Campoformido (Udine)
   Arnaldo è un giocatore virtuale,uno dei tanti,sempre di più,che si è cliccato la vita e che,sulla nuova frontiera dell’azzardo on line,ha lasciato un pezzo d’esistenza. Trentacinque anni,operaio specializzato,guadagna 1100 euro al mese e abita ancora con i genitori in un paese della provincia di Udine. In cinque anni ha perso più di centomila euro,tutto quello che aveva risparmiato e tutto quello che aveva guadagnato; ha trentacinquemila euro di debiti,con banche e finanziarie  e altri tredicimila li deve restituire alla sua ex fidanzata. Ma,soprattutto,ha bruciato speranze e illusioni. Mara,da undici anni il suo grande amore,l’ha piantato in asso quando ha scoperto che il bravo ragazzo che le stava accanto era un tossico del gioco,e che aveva immolato sul tavolo verde virtuale la fiducia reciproca e i loro progetti comuni. Trovata la casa dei loro sogni,una villetta a schiera con giardinetto e posto macchina,versato l’anticipo  (dall’ignara Mara),la banca non ha voluto concedere il mutuo ad Arnaldo,indebitato fino al collo,e il lavoro di lei,operatrice in un call center,non è bastato a garantirlo. Risultato,la coppia è scoppiata.

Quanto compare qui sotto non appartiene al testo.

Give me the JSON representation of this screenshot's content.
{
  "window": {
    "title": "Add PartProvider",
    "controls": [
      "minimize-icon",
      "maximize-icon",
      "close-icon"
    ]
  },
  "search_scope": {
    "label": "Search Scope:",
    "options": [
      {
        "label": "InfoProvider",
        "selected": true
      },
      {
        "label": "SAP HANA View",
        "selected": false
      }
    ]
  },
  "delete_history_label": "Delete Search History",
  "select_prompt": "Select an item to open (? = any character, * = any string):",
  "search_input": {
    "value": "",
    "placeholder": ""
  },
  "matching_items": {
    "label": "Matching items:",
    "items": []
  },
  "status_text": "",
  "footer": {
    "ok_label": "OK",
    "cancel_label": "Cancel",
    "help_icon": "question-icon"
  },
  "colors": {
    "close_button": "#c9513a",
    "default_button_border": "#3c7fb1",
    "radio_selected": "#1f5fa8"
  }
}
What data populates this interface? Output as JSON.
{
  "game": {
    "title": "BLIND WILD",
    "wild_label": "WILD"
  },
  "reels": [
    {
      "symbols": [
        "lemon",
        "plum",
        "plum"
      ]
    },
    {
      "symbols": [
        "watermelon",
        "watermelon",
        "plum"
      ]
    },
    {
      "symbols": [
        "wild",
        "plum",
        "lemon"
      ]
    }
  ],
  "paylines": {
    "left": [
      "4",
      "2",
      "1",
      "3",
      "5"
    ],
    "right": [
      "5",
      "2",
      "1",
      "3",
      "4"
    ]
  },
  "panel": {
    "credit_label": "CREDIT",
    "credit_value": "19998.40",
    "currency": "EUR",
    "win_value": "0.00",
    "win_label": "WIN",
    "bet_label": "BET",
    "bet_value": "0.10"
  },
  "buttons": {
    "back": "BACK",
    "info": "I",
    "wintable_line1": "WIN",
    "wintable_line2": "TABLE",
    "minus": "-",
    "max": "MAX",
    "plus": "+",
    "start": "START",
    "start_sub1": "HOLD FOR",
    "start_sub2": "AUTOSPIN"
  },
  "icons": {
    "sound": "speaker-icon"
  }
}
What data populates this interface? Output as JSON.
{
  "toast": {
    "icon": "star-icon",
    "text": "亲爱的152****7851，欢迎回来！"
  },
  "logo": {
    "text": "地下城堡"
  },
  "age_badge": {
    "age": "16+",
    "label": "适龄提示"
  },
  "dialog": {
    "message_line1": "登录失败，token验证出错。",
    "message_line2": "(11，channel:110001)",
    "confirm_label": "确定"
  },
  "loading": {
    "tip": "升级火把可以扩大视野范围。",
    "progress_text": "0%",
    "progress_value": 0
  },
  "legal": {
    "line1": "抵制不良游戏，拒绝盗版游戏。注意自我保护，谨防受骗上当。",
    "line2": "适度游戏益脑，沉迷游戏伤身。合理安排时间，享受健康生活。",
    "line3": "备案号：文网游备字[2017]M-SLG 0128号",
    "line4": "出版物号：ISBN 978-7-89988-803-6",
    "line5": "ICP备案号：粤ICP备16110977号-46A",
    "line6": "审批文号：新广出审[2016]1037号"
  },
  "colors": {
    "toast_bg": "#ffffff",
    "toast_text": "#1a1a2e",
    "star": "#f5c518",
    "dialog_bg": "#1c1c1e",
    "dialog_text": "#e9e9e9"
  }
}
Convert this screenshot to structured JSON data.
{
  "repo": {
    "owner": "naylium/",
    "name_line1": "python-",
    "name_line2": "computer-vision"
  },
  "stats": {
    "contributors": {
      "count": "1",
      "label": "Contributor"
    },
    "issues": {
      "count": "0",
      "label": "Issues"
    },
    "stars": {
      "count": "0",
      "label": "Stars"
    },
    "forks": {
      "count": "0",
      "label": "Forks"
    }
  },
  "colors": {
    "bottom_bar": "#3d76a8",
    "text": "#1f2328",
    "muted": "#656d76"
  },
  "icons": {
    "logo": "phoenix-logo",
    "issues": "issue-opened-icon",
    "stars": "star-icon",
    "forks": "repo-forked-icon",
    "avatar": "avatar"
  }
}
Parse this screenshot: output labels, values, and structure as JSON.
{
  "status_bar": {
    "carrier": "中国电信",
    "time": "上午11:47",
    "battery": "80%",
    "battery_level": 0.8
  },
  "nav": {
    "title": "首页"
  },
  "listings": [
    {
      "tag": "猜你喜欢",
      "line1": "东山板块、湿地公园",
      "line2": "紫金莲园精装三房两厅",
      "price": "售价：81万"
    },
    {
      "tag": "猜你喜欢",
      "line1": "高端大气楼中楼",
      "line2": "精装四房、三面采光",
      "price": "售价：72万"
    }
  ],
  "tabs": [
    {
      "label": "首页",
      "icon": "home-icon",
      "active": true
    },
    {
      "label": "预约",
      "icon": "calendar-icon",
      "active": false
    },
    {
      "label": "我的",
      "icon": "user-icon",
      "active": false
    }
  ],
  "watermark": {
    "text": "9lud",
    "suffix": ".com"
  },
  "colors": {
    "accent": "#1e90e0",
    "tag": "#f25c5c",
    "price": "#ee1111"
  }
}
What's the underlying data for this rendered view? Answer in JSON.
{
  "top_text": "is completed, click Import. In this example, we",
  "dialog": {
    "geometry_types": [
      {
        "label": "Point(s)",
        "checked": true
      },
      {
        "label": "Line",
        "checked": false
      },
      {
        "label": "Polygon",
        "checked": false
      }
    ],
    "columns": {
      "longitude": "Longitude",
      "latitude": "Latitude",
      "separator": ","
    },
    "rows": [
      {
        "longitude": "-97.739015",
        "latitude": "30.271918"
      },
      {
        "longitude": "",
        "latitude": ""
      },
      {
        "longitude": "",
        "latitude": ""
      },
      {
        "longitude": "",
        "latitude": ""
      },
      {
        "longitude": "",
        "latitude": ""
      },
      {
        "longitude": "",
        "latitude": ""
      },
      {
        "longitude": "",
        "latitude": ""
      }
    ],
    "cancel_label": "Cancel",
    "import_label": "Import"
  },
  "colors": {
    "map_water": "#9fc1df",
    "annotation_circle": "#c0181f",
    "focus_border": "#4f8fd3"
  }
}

   “In pocheore mi è esplosa la vita: Mara mi ha lasciato,e io ho chiuso il computer,l’ho sigillato e ho detto basta”. Arnaldo è l’ennesima vittima del grande business del gioco on line,una fetta rilevante di quei quaranta miliardi di euro (ottantamila miliardi delle vecchie lire) che costituiscono ormai il fatturato del solo gioco d’azzardo legale nel nostro paese. Una cifra che lievita ulteriormente se si conta il giro delle bische e delle scommesse clandestine e che s’accompagna al fenomeno del riciclaggio del danaro sporco.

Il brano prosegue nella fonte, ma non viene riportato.